In 1979, a small Scout-based group, the Trinity Executive was formed, lead by Dick Ripper, to convert the church to a multi-use Trinity Centre – for the Scouts, as an old people’s day care centre, and for business and other community uses.
Fund-raising was undertaken guided by a fund-raiser, Brian Picking, who was loaned by Help The Aged. Several hundred local people donated, and fund-raising events were held.
A Charitable Trust was formed, chaired by Ford Geddes, which took over in November 1980. This became legally responsible for the Trinity Centre. The Executive and the Trust were all-volunteer groups.
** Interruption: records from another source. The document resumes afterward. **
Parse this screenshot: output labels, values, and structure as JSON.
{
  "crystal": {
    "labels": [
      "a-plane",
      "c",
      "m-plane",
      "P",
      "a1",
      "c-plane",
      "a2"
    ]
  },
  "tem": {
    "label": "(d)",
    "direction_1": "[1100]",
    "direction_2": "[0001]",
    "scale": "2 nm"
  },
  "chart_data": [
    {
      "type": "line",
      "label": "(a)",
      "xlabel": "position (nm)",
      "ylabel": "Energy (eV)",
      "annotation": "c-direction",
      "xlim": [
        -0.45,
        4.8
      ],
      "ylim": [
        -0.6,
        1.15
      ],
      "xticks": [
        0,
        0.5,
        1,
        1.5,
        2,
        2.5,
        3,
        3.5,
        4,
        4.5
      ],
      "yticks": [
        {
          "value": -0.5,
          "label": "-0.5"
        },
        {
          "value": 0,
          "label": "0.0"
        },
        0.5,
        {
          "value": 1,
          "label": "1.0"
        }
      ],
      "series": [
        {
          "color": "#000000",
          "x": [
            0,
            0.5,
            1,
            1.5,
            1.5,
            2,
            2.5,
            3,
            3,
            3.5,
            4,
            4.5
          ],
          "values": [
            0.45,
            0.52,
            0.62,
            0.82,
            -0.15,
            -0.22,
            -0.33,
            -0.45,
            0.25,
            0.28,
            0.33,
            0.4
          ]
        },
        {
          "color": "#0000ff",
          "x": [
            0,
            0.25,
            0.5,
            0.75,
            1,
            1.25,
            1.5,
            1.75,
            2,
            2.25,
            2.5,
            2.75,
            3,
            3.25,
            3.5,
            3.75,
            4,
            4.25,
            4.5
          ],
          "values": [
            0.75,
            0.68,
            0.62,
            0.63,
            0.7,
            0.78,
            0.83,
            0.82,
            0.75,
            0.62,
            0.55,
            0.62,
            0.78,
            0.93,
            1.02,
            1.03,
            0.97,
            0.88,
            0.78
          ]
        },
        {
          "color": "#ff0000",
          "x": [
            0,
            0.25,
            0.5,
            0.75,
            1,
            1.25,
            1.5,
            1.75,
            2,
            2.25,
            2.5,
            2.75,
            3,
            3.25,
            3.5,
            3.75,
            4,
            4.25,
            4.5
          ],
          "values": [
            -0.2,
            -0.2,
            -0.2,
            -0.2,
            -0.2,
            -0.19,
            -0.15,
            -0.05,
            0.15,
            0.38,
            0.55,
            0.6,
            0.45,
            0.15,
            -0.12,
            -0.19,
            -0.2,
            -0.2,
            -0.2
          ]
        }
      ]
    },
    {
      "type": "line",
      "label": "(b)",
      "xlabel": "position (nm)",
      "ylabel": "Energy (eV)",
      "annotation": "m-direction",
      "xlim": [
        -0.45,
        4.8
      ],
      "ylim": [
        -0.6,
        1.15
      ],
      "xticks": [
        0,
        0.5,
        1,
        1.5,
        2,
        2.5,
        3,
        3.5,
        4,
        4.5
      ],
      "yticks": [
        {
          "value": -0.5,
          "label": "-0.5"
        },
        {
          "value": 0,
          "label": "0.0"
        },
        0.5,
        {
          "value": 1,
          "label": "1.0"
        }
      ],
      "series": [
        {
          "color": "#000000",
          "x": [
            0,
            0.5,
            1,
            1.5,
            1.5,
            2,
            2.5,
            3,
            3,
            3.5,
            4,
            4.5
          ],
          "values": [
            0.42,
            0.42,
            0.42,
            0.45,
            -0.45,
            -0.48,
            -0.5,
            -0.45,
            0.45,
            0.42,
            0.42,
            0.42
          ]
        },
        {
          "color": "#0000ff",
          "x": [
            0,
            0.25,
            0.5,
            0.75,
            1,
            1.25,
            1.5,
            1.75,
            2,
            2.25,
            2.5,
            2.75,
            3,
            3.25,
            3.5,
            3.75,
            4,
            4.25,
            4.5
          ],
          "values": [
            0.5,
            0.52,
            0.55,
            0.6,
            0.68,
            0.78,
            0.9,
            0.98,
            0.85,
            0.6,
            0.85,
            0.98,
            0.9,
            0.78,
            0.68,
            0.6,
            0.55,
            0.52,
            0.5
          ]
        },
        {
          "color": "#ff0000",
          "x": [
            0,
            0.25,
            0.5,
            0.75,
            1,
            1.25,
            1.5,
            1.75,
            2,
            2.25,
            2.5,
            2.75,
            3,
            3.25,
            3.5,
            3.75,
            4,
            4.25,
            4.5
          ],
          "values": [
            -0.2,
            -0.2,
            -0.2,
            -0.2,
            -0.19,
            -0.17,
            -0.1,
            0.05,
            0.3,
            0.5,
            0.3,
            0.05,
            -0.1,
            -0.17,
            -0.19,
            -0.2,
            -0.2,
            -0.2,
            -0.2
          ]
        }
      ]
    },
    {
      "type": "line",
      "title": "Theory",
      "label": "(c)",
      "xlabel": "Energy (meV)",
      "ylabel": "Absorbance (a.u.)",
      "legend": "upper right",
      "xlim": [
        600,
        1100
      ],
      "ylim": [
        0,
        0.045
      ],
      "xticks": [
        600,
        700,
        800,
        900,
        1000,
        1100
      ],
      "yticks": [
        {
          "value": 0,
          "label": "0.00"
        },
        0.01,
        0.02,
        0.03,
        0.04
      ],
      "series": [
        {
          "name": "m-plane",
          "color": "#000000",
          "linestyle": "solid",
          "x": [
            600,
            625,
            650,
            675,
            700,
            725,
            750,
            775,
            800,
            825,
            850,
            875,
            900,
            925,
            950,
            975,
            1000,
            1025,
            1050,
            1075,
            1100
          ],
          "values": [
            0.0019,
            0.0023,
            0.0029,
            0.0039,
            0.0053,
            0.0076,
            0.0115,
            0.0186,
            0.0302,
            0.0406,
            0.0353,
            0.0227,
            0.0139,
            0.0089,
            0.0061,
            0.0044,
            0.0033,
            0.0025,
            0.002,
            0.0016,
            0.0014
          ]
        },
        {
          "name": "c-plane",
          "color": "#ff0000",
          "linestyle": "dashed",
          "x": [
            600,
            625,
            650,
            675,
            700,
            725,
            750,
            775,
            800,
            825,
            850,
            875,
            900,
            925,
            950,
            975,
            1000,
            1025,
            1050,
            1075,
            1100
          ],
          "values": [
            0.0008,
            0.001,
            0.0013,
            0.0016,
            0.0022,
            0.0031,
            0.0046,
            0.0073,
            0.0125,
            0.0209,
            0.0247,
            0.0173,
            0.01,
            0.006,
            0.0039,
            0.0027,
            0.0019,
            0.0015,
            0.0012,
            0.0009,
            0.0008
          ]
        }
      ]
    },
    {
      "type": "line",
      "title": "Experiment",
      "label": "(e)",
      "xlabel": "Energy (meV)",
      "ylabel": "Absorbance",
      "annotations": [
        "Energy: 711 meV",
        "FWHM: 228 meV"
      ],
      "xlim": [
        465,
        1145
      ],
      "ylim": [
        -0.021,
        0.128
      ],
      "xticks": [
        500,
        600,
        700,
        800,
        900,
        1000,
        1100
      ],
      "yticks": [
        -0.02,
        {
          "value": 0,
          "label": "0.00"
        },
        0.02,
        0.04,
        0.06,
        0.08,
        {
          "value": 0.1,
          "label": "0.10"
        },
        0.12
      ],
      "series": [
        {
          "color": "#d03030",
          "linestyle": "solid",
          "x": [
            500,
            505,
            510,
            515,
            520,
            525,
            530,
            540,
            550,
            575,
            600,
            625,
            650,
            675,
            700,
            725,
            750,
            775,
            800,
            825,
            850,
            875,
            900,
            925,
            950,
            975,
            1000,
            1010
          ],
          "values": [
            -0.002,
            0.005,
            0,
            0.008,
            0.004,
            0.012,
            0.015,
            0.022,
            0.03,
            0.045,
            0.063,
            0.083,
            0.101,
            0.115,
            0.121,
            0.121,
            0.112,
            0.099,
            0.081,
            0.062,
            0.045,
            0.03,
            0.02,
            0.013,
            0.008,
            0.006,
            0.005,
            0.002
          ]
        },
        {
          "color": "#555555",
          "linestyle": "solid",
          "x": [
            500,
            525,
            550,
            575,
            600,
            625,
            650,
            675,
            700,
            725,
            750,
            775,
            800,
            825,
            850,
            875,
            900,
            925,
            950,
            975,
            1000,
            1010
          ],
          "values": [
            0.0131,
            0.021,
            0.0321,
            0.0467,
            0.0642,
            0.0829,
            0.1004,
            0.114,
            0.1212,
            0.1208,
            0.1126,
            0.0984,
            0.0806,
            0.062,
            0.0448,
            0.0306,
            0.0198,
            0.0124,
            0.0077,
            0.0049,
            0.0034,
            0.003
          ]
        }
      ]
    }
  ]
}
The building work was contracted to Williams Brothers, a local company, and supervised by Leo Williams. Trinity Centre was opened in May 1982.
The cost of the project was around £130,000, half contributed by local donors, and half by pre-payments for the facilities created. No support was sought or offered by central government or lottery etc.
The Trust has always operated on minimum costs with only one paid staff, and income [derived from use of the facilities created] exceeds expenditure.
Profitable operation has allowed the trust to fund many local good causes, and to accumulate financial reserves.
The Scouts continue to benefit from use of the building, on very favourable terms.
By 2012, the Trust under the leadership of Jo Churchill decided that sufficient funds had been accumulated to transform the 26-meter high tower. This now offers a viewing platform for public use that is accessed via 126 steps up a narrow spiral stone staircase, and commands an all-round view of the area.